Entre os exoplanetas analisados, GJ 1214 b, HD 97658 b, GJ 3090 b, GJ 9827 d, TOI-836 c e LP 791-18 c apresentam indicações de que sua razão C/O atmosférica pode desviar do valor solar. GJ 1214 b, localizado a aproximadamente 48 anos-luz da Terra, emergiu como o candidato mais promissor para hospedar uma atmosfera produtora de soot. O exoplaneta possui uma massa aproximadamente 6,26 vezes maior que a da Terra e um raio 2,74 vezes superior, orbitando sua estrela anã vermelha em apenas 1,58 dias.

A proximidade extrema de GJ 1214 b com sua estrela cria um cenário astrofísico singular: o planeta está travado por rotação, significando que sempre apresenta o mesmo lado voltado para a estrela. Essa configuração gera diferenças de temperatura dramáticas entre o lado diurno e noturno, indicando que o planeta não consegue transferir calor eficientemente através de sua atmosfera. Sua temperatura de equilíbrio de aproximadamente 550 Kelvin, combinada com sua composição atmosférica de alta metalicidade, o posiciona perfeitamente dentro dos parâmetros do estudo.

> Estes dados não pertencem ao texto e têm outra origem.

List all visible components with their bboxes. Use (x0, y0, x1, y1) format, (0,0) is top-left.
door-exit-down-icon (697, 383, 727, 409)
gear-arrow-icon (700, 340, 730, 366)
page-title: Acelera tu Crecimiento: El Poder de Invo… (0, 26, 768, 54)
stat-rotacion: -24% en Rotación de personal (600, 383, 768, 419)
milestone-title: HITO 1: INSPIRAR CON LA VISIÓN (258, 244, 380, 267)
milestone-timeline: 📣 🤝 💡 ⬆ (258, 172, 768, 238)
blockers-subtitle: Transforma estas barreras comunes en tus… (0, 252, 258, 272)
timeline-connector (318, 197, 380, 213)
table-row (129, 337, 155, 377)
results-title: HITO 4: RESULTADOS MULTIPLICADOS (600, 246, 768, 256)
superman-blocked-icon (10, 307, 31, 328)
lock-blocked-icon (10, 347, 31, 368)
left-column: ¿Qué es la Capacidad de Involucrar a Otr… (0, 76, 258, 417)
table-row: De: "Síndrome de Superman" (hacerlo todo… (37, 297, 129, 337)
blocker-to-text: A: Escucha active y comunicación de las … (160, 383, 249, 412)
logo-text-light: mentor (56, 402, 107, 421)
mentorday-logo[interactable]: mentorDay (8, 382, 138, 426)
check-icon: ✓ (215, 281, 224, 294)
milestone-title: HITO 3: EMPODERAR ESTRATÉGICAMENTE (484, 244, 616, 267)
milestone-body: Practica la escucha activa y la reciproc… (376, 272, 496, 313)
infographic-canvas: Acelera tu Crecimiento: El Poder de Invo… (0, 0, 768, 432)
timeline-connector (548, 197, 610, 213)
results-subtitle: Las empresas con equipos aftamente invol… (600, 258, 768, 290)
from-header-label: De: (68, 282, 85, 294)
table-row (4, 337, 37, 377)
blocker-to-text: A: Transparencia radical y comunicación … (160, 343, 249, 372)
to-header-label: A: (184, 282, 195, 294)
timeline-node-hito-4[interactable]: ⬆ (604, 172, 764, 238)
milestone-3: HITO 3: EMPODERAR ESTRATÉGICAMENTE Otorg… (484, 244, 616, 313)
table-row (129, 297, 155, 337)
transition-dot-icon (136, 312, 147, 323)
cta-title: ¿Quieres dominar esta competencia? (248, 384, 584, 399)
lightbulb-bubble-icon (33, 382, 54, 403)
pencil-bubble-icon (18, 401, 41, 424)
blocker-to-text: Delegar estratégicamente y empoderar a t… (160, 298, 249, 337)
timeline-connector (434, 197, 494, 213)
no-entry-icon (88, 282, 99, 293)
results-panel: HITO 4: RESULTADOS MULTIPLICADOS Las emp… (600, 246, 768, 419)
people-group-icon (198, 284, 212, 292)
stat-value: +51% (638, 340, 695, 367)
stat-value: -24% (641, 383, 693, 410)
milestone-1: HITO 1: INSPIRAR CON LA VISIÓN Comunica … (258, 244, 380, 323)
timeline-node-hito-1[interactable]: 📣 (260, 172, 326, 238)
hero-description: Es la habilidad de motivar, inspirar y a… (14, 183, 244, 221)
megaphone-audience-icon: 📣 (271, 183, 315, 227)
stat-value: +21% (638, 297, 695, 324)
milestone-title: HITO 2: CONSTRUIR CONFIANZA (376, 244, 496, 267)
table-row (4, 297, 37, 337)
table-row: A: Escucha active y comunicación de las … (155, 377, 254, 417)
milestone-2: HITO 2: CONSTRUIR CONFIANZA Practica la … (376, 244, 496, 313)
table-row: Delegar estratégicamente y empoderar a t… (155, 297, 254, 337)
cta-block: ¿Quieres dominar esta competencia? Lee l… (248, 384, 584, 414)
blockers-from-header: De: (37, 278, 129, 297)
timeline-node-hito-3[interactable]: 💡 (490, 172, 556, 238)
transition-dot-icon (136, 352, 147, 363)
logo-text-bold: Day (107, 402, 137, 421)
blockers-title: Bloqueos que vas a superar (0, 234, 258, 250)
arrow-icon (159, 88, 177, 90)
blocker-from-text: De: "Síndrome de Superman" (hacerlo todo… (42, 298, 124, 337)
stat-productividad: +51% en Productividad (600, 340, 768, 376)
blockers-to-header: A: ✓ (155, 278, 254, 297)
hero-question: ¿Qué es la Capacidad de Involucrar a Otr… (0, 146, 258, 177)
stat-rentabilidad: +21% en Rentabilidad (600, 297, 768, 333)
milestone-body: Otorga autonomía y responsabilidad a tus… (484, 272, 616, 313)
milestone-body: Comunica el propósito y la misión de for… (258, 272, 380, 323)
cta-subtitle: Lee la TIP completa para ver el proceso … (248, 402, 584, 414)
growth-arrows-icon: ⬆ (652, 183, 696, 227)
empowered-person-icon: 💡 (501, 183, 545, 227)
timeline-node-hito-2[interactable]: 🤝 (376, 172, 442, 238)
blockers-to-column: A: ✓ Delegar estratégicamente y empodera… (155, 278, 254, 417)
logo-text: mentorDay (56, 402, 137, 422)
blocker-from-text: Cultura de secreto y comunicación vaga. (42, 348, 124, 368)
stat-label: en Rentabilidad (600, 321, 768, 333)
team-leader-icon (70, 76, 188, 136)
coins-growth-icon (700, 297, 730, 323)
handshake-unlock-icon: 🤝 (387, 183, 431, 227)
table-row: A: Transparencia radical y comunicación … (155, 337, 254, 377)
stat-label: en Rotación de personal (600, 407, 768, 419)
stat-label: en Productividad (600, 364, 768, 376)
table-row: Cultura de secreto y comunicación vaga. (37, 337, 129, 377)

A pesquisa representa uma convergência interdisciplinar notável. Os hidrocarbonetos policíclicos aromáticos são moléculas em forma de favos de mel que resultam quando hidrogênio, carbono e oxigênio interagem em altas temperaturas, compondo o soot em escapamentos de caminhões ou filtros de óleo de motores de carros. Ao aplicar princípios da química de combustão terrestre ao estudo de exoplanetas, os cientistas desbloquearam uma compreensão fundamentalmente nova sobre por que tantos mundos distantes apresentam espectros atmosféricos anormalmente opacos.

Segundo apontou o portal Universe Today, essa descoberta resolve um mistério que intrigava astrônomos há anos: por que os espectros de transmissão de muitos sub-Netunos retornavam leituras estranhamente sem características. A resposta reside nas fábricas de soot que envolvem esses mundos alienígenas, obscurecendo suas assinaturas atmosféricas e desafiando futuras observações do JWST e de telescópios de próxima geração.